На одном из первых совещаний Мясищев познакомил коллег со своими мыслями о ДВБ. Предлагая ряд идей, не встречавшихся в практике, он хотел почувствовать реакцию нового коллектива, понять, найдет ли единомышленников.
— Данные машины, которую мы будем строить, должны быть такими, — Владимир Михайлович оглядел присутствующих внимательным цепким взглядом. — Скорость более 500 километров в час, потолок — около 10 тысяч метров, дальность — примерно 4 тысячи километров, нормальная бомбовая нагрузка — 2 тонны, с перегрузкой — до 4 тонн.
Напряженная тишина установилась в большой комнате, сплошь уставленной столами с чертежными досками. Цифры произвели впечатление
— Далее. Раз машина высотная, необходимы герметические кабины.
— Герметические? — переспросил Николай Георгиевич Дуров.
— Да. Таких кабин, на мой взгляд, следует иметь две — для летчика и штурмана и для двух стрелков в задней части фюзеляжа. В кислородных масках из пушки и пулемета не очень-то постреляешь.
— Но ведь эдакого еще никому не удавалось сделать. И не потому, что не хотели, а просто не могли.
— Тот, кто хочет, делает больше, чем тот, кто может. Давайте попробуем.
— А какие планируются движки?
— Климовские М-120 ТК — мощностью 2500 лошадиных сил. Я у Климова работал еще студентом, — вспомнил Мясищев. — Двигатели, говорят, многообещающие.
— По оборудованию есть несколько предложений, — попросил слово Константин Ефимович Полищук, самый старший в группе, член партии с 1916 года.
Разговор выдался долгий. О многом спорили, многое казалось маловероятным, но в конце концов поддержали Мясищева — решили делать самолет с принципиальными отличиями. Владимир Михайлович остался доволен — коллеги не обманули ожиданий. Народ в группе подобрался смелый, умеющий пойти на риск. А рисковать придется — без этого не получится задуманного. Новый самолет должен стать действительно новым не только по названию — по самой сути. Фюзеляж, крыло, оборудование, вооружение — всюду надо стремиться использовать прогрессивные решения, достижимые при всей их необычности. Только так, и не иначе. На этом пути неизбежны ошибки, просчеты, но, как сказал поэт: «Кто ищет истины — не чужд и заблужденья…» Зато цена подлинных творческих открытий исключительно высока.
Началось проектирование машины. Конструкторы распределили обязанности. Н.Г. Нуров отвечал за фюзеляж, В.П. Невдачин — за центроплан, крылом занимался Ю.Т. Шаталов, винтомоторной частью — П.Л. Оттен, К.Е. Полищук ведал оборудованием, С.М. Меерсон — вооружением. Естественно, работали они не каждый в одиночку, а возглавляя бригады.
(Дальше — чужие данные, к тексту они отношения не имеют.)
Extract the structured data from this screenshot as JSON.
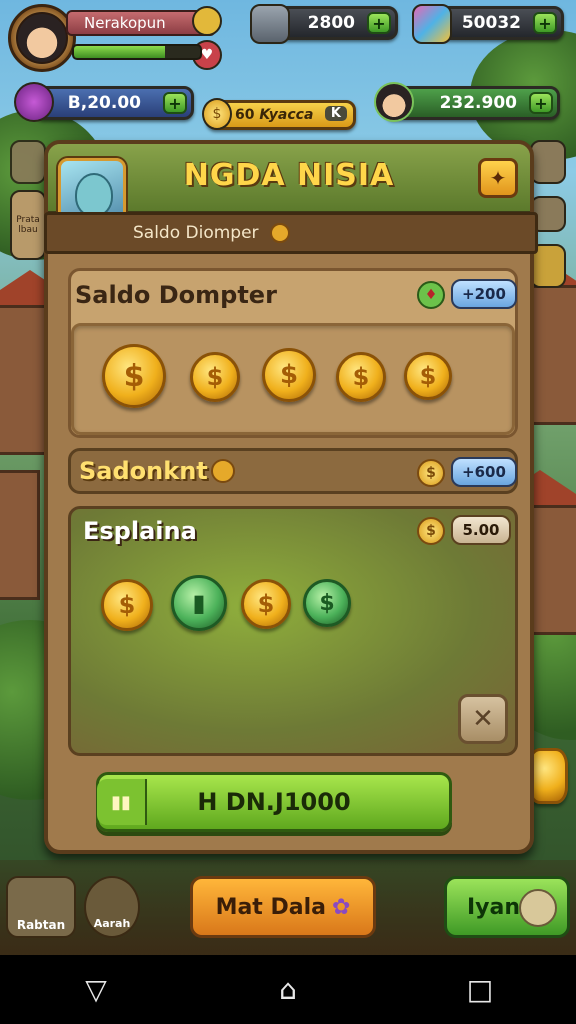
{
  "hud": {
    "player_name": "Nerakopun",
    "hp_fraction": 0.72,
    "currency_a": "2800",
    "currency_b": "50032",
    "gems": "B,20.00",
    "mid_value": "60",
    "mid_label": "Kyacca",
    "mid_suffix": "K",
    "coins": "232.900",
    "plus_label": "+"
  },
  "side": {
    "left_tab_label": "Prata lbau",
    "left_bottom_1": "Rabtan",
    "left_bottom_2": "Aarah"
  },
  "dialog": {
    "title": "NGDA NISIA",
    "subheader": "Saldo Diomper",
    "close_icon": "✦",
    "section1": {
      "label": "Saldo Dompter",
      "amount": "+200",
      "coin_symbol": "$"
    },
    "section2": {
      "label": "Sadonknt",
      "amount": "+600"
    },
    "section3": {
      "label": "Esplaina",
      "amount": "5.00"
    },
    "x_label": "✕",
    "buy_label": "H DN.J1000"
  },
  "bottom": {
    "main_button": "Mat Dala",
    "right_button": "Iyan"
  },
  "colors": {
    "accent_gold": "#ffd64a",
    "accent_green": "#5fa81e",
    "panel": "#c7a36f"
  },
  "nav": {
    "back_icon": "▽",
    "home_icon": "⌂",
    "recent_icon": "□"
  }
}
Особо хочется выделить Вячеслава Петровича Невдачина — инженера и военного летчика, еще в двадцатых годах построившего с любителями-кружковцами Общества друзей воздушного флота (ОДВФ) планер и четыре авиетки под названием «Буревестник». Планер участвовал в соревнованиях, после чего Невдачин переделал его в авиетку. На авиетке «Буревестник С-4» с более мощным двигателем летчик-испытатель А.И. Жуков установил рекорд высоты.
Пожалуй, главной заботой создателей ДВБ были герметические кабины. Сразу две кабины на боевом самолете — такого не знала не только отечественная, но и мировая авиация. Владимир Михайлович получал материалы по этой проблеме, изучал их. Впрочем, материалов было немного. Касались они в основном стратостатов.
В самом начале тридцатых годов была построена первая гондола, сохранявшая нормальные условия для жизни и работы человека при подъеме на большую высоту. Появилась она на стратостате швейцарского ученого О. Пиккара. В нашей стране аналогичные гондолы строили В.А. Чижевский и А.Б. Васенко. Рекордные полеты на высоту устанавливались на самолетах с обычными кабинами. На больших высотах летчики пользовались кислородными приборами.
В 1934 году Алексей Яковлевич Щербаков построил первую в СССР герметическую кабину так называемого мягкого типа. Она напоминала мешок, изогнутый по фигуре сидящего пилота, и состояла из нескольких слоев резины и текстильных материалов. В кабине поддерживалось постоянное давление, высотное оборудование включало кислородный баллон и специальные патроны для регенерации воздуха — поглотители выдыхаемой человеком углекислоты. Кабина была успешно испытана на высоте 12 километров.
Потом Щербаков создал гермокабину на поликарповском истребителе И-15. За кабиной мягкого типа пришла жесткая — из металла, стекла и плексигласа, даже без мягких чехлов. Она испытывалась на самолете И-153 в тот год, когда Мясищев задумал применить ее на ДВБ.